(CASSAPOLIS, Mich.) — When Kimberly Hester of Cass County, Mich. posted with permission a photo a coworker sent her on Facebook, she didn’t think it would offend the public school where she taught, or lead the superintendent to demand access to her Facebook page. But a photo of her coworker with her pants down did just that.
Hester, 27, was a full-time peer professional, or teacher’s aide, at Frank Squires Elementary in Cassapolis, Mich. for about two years. In April 2011, a coworker texted a photo showing herself with her pants around her ankles, with the message “thinking of you” as a joke.
“She’s actually quite funny. It was spur of the moment,” Hester said, adding that there was nothing pornographic about the picture, which only showed the pants, part of her legs, and the tips of her shoes.
“I couldn’t stop laughing so I asked for her permission to post it [on Facebook],” she said. The coworker agreed. Hester said all this took place on their own time, not at or during work.
Hester said a parent (not of one of her students) showed the photo to the superintendent, calling it unprofessional and offensive. Hester said the photo could only be viewed by her Facebook friends. The parent happened to be a family friend.
In a few days, the superintendent of Lewis Cass Intermediate School District, Robert Colby, asked Hester to come to his office.
“Instead of asking to take the photo down and viewing it from my friend’s point of view, they called me into the office without my union,” she said. Hester is a member of the Michigan Education Association, which represents more than 157,000 teachers, faculty and support staff in the state, according to its website.
The superintendent asked that she show her Facebook profile page.
“I asked for my union several times, and they refused. They wanted me to do it right then and there,” Hester said.
Hester’s story echoes reports of employers asking job applicants for access to their Facebook pages.
Robert McCormick, a professor at the Michigan State University College of Law, said normally in the private sector and in a non-union stetting there is nothing to prevent an employer from asking for access to a Facebook page. But in a private sector setting, if an employee is summoned to a disciplinary meeting with the employer and requests union representation at that meeting, it is an unfair labor practice to refuse that representation.
Hester said she and her coworker pictured in the photo were put on seven weeks of paid administrative leave, and they were eventually suspended for 10 days. She said the coworker, who was up for tenure, was forced to resign.
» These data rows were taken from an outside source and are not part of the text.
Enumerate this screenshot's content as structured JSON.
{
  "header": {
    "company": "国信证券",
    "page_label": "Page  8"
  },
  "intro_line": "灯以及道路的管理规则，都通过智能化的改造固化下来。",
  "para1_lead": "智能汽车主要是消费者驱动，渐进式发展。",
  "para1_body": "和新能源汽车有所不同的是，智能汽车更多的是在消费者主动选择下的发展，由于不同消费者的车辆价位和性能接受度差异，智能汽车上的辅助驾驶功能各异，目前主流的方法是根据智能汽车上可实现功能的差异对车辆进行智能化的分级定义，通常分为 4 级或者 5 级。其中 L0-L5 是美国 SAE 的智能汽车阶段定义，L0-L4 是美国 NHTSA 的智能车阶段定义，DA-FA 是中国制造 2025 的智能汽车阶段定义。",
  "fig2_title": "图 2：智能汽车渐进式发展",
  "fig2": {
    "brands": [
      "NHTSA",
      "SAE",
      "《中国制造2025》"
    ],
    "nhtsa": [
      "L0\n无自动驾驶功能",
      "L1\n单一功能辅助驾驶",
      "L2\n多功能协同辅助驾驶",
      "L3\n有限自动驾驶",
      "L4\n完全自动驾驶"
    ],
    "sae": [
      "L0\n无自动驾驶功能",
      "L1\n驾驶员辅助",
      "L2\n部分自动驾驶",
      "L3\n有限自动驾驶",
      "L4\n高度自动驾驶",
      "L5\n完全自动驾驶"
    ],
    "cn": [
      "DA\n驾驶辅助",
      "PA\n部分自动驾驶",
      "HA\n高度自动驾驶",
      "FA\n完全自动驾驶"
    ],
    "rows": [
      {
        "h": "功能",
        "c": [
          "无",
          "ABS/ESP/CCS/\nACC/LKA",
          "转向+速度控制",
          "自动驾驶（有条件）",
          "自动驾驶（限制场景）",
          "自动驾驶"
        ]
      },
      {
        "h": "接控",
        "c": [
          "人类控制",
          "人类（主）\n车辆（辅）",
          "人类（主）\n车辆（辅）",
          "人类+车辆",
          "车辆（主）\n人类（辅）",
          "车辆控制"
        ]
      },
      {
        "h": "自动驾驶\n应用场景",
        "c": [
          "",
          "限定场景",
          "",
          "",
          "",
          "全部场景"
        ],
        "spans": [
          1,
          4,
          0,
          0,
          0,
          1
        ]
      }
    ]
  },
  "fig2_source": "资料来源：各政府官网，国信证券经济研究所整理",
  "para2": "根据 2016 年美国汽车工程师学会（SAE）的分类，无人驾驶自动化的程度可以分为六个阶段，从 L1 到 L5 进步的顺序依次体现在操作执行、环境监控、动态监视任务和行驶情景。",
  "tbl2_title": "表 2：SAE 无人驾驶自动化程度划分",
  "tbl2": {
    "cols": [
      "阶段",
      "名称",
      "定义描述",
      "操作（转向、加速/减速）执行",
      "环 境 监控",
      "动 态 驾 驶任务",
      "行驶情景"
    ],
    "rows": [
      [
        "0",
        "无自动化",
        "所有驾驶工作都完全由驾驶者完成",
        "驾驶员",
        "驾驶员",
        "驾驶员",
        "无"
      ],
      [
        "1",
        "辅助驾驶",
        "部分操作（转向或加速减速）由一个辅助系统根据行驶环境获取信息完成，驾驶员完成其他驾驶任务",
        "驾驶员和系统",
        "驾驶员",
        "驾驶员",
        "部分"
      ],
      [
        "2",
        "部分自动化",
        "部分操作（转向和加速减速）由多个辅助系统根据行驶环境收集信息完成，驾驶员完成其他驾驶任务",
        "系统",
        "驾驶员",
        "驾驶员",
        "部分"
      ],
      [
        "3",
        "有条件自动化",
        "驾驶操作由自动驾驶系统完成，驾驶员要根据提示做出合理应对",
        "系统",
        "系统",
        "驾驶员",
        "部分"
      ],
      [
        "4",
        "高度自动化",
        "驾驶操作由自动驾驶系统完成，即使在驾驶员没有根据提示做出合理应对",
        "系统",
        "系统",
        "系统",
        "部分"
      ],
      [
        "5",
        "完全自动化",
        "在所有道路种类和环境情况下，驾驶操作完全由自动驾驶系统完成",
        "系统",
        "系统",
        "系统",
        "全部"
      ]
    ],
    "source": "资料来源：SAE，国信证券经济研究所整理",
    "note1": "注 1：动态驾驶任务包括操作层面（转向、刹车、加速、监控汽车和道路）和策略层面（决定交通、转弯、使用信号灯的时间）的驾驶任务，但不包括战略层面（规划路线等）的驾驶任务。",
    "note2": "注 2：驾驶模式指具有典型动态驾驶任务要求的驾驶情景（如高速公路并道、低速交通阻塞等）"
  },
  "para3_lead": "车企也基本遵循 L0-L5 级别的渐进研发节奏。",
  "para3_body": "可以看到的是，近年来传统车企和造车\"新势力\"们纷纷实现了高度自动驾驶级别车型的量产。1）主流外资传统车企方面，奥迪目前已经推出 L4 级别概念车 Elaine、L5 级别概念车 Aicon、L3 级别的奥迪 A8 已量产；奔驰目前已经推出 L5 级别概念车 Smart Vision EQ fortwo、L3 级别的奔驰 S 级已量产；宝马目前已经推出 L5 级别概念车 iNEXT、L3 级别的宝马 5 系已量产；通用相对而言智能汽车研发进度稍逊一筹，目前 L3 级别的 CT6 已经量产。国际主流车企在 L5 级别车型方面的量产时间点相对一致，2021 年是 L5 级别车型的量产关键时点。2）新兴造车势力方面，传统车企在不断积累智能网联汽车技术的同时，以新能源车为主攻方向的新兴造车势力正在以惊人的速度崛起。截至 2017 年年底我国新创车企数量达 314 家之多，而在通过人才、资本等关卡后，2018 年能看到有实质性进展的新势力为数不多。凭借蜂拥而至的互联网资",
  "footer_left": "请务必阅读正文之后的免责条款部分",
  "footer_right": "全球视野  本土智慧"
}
Bill Young, an attorney representing Hester through the Michigan Education Association, said Hester’s case will go before a private arbiter under the collective bargaining agreement in late May. Young said the coworker has taken another job.
Hester said she returned to work in September when the school year began. While Hester previously worked assisting a teacher for emotionally impaired students in kindergarten through the fourth grade, she was assigned another program and was placed under a strict directive. She said she was instructed not to speak with coworkers unless it was about a student and could not go to the bathroom before asking.
She said her contract allowed her 14 paid days off but the school would not let her use them. She said she was also directed to read books about communication and to take 49 online classes. She said that and the work environment at school took a toll on her emotionally in November 2011.
“I had a nervous breakdown, went to hospital and was put on medication,” said Hester, who has been on unpaid leave since November.
Hester said she went on leave through the Family and Medical Leave Act at first. Then, she said, the superintendent refused to give her benefits. Next week she will have a pre-trial hearing for worker’s compensation. She is demanding her job back and back pay, $15,000 to date.
She also wants an apology from the school.